Dengan sangat panik, pria itu berusaha untuk menghubungi dokter keluarganya berulang kali. Karena tak ada sahutan, Verys lalu memerintahkan adiknya untuk menjaga sang kakek sementara dia buru-buru keluar untuk memanggil dokter. Saking fokusnya dengan jalan di depannya, Verys sampai tidak menyadari kalau kakak laki-lakinya sedang berdiri di sebelah pintu.

Callice menyandarkan tubuhnya di dinding sambil melumat bibirnya. Dirinya mengepalkan tangannya seerat-eratnya. Dia sedang menangis. Walaupun benar, tak ada setetes pun bulir bening jatuh dari matanya. Hanya saja, kini hatinya dipenuhi awan mendung, Menyesakkan. Namun, tak ada ekspresi apapun di wajahnya. Entah itu kekurangan atau kelebihan, tapi dirinya memang sangat ahli menyembunyikan kesedihannya.

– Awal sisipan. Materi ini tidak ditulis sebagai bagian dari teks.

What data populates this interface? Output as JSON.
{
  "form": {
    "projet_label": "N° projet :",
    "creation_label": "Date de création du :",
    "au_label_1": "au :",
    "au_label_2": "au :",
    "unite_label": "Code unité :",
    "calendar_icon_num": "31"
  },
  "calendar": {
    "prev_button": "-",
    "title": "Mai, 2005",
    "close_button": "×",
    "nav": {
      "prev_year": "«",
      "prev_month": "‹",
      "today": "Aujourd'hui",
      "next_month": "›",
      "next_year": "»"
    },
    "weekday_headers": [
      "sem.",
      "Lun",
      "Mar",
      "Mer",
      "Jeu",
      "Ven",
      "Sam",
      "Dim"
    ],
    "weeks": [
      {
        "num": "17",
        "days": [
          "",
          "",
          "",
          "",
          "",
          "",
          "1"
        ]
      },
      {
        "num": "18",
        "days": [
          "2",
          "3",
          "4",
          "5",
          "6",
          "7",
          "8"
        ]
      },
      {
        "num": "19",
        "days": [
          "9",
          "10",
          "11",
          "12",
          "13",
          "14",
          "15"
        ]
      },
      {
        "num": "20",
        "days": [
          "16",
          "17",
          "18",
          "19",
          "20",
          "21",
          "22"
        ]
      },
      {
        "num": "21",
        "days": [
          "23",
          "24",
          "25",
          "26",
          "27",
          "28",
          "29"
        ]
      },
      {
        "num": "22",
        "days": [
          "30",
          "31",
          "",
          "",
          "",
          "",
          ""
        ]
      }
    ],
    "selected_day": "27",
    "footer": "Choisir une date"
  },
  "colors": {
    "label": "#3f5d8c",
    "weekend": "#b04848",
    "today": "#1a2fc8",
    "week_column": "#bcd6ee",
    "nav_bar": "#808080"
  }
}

Selama ini dia pikir alasannya diperlakukan berbeda adalah karena dirinya adalah 'anak haram'. Itu saja. Kata yang sudah sangat familiar di telinganya sejak dia mampu mengingat. Tak pernah terbayang dibenaknya sebelumnya kalau ternyata alasannya lebih daripada itu. Kalau sudah begini, apakah dirinya masih bisa berharap untuk diperlakukan dengan baik?

Karena mengingat firasat buruk yang dikatakan ibunya sebelum pergi, Callice kemudian memutuskan untuk tetap di tempatnya hingga Verys kembali. Dia harus bisa membuat kebohongan agar ibunya tak khawatir.

Verys yang tiba lima menit kemudian mendadak pucat saat melihat Callice.

"Apa yang kau lakukan di sini?" tanyanya dengan nada ketus.

Callice menjawab santai, "Bukankah kau tahu kalau kakek menyuruhku untuk menemuinya? Ngomong-ngomong, kenapa dokter tadi terlihat buru-buru sekali? Apa dia memang seperti itu setiap melakukan pemeriksaan pada kakek?" ujarnya sambil mengarahkan jempolnya ke arah dalam kamar.

Verys kemudian menjawab dengan terbata-bata,"Do- dokter itu sekarang ingin memeriksa kakek yang kondisi kesehatannya tiba-tiba memburuk. Ka- kau sudah berapa lama di sini?" tanyanya kembali kepada Callice.

Callice mengatakan kalau dia baru saja tiba, dan tetawa sendiri sambil mengejek cara bicara Verys yang mendadak aneh.

"Kalau begitu aku pulang saja, ya? Tak kusangka, Pak Tua kasar itu akhirnya mencapai batasnya," ucapnya sambil balik badan dan terkekeh kecil.

Verys memperhatikan Callice yang berjalan dengan tenang dengan wajah yang sulit dideskripsikan.

"Aku berharap kau mendapatkan kehidupan yang lebih baik, Kakak..."

"Kau berbicara dengan siapa, Kak?" tanya Linn yang keluar setelah diminta oleh dokter.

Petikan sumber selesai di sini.